IL SUO INCONTRO con Frost aveva fruttato qualcosa — ci sarebbe stata una visita la settimana successiva, e la prospettiva di un’altra se fosse riuscito a persuaderli che l’area era decente. A Paul si stringeva lo stomaco al solo pensiero di avere estranei in giro per la casa, ma sapeva che doveva lasciar correre. Non aveva nemmeno vissuto in quel posto per quasi vent’anni, di cosa si preoccupava?

Inviò un messaggio di risposta a Frost, dicendo che poteva farsi trovare a casa se voleva. O si sarebbe tolto di mezzo. Non voleva incontrare i possibili interessati se lui riusciva a fare da solo — che Frost si guadagni il suo stipendio.

Si appoggiò allo schienale della sedia e chiuse il suo portatile. Era fortunato che ci fosse ancora il segnale WiFi; siccome suo padre era uno che comprava sempre nuovi congegni, volle subito internet, come un bambino in un negozio di giocattoli. Paul aveva trovato una macchina fotografica digitale nuova, una chiavetta per il videoregistratore, un paio di binocoli digitali, e molte altre piccole apparecchiature elettriche a cui poteva trovare un utilizzo. Il servizio internet era pagato fino alla fine del mese, in seguito avrebbe trovato qualche altro posto dove connettersi.

Aveva messo il suo portatile su un tavolo di fronte alla finestra a golfo, dove poteva guardare dritto fino alla macchia di verde al di là del giardino, un pezzetto di prato che era stato tagliato dal comune e serviva da area di gioco per i bambini del quartiere, e luogo in cui defecare per cani randagi. Per raggiungere la strada e la macchina, si usciva dalla porta principale, scendendo per un breve percorso e poi attraversando questo prato di erbacce. Ora due adolescenti stavano calciandosi ripetutamente una palla, insultandosi e facendo finta di essere giocatori in una partita che avevano visto in TV.

Paul si ricordò di quando lo faceva anche lui — cavolo, quasi trent’anni fa ormai, il suo compagno di gioco Johnny Hall che abitava in fondo alla strada, sebbene lui preferisse trafficare con le bici, sporcarsi le mani d’olio stringendo una catena o cambiando una ruota. Paul aveva una buona coordinazione già allora e creò la squadra di rugby della scuola; prendeva un autobus per raggiungere la scuola nei freddi sabati mattina, salendo in un furgone bianco malridotto per essere portato nelle scuole dei ricchi — King Henry VIII, Bablake, certe volte anche più lontano, fuori città. Poi, a diciassette-diciotto anni, dopo la partita, ed essere stati scaricati di nuovo a scuola, un gruppo di loro avrebbe camminato fino al pub più vicino, e lui si sarebbe seduto in silenzio con la schiena al muro, mentre i chiacchieroni si raccontavano bugie sul sesso e le varie teorie cospiratorie sugli alieni a cui credevano.
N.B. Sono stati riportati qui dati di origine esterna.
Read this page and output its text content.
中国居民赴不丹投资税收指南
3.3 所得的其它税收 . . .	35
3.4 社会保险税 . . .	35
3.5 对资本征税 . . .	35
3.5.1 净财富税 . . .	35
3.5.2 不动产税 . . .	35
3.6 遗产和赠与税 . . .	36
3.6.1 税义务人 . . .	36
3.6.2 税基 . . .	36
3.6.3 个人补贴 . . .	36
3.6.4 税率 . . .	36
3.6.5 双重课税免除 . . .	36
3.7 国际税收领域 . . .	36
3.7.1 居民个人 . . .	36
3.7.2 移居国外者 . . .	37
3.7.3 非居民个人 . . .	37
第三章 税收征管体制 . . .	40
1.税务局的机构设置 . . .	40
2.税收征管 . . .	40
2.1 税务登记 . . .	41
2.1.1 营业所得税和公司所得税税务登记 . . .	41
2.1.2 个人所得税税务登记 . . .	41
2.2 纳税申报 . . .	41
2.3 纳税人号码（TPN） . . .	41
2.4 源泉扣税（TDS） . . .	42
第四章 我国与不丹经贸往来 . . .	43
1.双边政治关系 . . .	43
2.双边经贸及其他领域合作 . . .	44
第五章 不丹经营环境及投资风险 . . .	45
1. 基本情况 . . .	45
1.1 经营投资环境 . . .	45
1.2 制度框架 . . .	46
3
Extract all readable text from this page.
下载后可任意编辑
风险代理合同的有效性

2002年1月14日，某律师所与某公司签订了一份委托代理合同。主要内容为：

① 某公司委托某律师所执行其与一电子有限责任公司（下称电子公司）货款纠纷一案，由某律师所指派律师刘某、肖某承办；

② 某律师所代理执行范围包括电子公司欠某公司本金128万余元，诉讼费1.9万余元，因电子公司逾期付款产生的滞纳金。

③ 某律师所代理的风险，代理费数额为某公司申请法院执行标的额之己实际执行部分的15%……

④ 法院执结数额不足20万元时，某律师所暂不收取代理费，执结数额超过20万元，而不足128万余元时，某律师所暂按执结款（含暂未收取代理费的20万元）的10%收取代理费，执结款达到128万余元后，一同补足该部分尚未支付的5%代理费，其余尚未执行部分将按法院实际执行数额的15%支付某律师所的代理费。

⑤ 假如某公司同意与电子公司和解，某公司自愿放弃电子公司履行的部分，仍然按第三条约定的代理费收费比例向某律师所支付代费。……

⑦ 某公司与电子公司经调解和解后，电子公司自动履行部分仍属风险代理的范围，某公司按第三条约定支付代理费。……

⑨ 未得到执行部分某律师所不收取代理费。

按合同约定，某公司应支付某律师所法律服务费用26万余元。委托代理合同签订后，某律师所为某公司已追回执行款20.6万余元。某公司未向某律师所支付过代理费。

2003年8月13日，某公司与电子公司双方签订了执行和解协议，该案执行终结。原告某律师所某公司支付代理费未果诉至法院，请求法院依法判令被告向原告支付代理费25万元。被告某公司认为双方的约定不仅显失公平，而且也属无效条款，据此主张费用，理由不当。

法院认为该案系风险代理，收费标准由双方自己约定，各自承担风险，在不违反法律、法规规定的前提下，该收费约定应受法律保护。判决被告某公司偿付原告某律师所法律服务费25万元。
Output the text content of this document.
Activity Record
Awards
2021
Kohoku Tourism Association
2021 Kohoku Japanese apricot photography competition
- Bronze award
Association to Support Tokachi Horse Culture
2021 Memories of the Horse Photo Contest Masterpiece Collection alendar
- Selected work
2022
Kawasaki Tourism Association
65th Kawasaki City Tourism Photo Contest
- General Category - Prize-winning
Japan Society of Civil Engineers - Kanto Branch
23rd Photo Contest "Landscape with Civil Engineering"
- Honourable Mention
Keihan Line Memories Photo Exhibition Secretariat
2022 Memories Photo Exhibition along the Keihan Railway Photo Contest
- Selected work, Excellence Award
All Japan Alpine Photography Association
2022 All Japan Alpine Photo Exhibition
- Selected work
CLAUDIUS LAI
Si chiese come lo avrebbero visto adesso, di ritorno dalla Vecchia Londra con la coda tra le gambe, disoccupato, la reputazione andata, nessun amico in città se non questa banda di falliti che gli era capitata. In qualche modo era contento che suo padre fosse morto prima di avere a che fare con lui. Il problema a Londra era esploso mentre lui era in ospedale e Paul era riuscito a tenerlo lontano dalle notizie. I pochi estratti che furono mostrati non lo citavano come agente in questione e non voleva rendere gli ultimi giorni di suo padre ancora più sofferenti di quanto non lo fossero già.

Era un suo problema e doveva inghiottire e andare avanti, non farne un dramma.

Sollevò il telefono e cercò il numero di Millie, voleva chiamarla ma non lo fece, era passato troppo poco tempo dall’ultima conversazione. Non voleva che pensasse che dipendeva da lei o non sapeva gestirsi senza qualche tipo di approvazione da parte sua. Doveva chiamare Rick, tuttavia si trattenne e si convinse di smettere di disturbare i suoi amici bussando alla loro porta.

Stava fissando lo schermo quando il telefono squillò con il suo curioso trillo elettronico.

E c’era la fantastica voce scozzese di Araminta a palargli come se lo avesse conosciuto da sempre, si ricordava la fatica che aveva fatto a lasciarle il suo numero chiedendosi se lo avrebbe mai usato.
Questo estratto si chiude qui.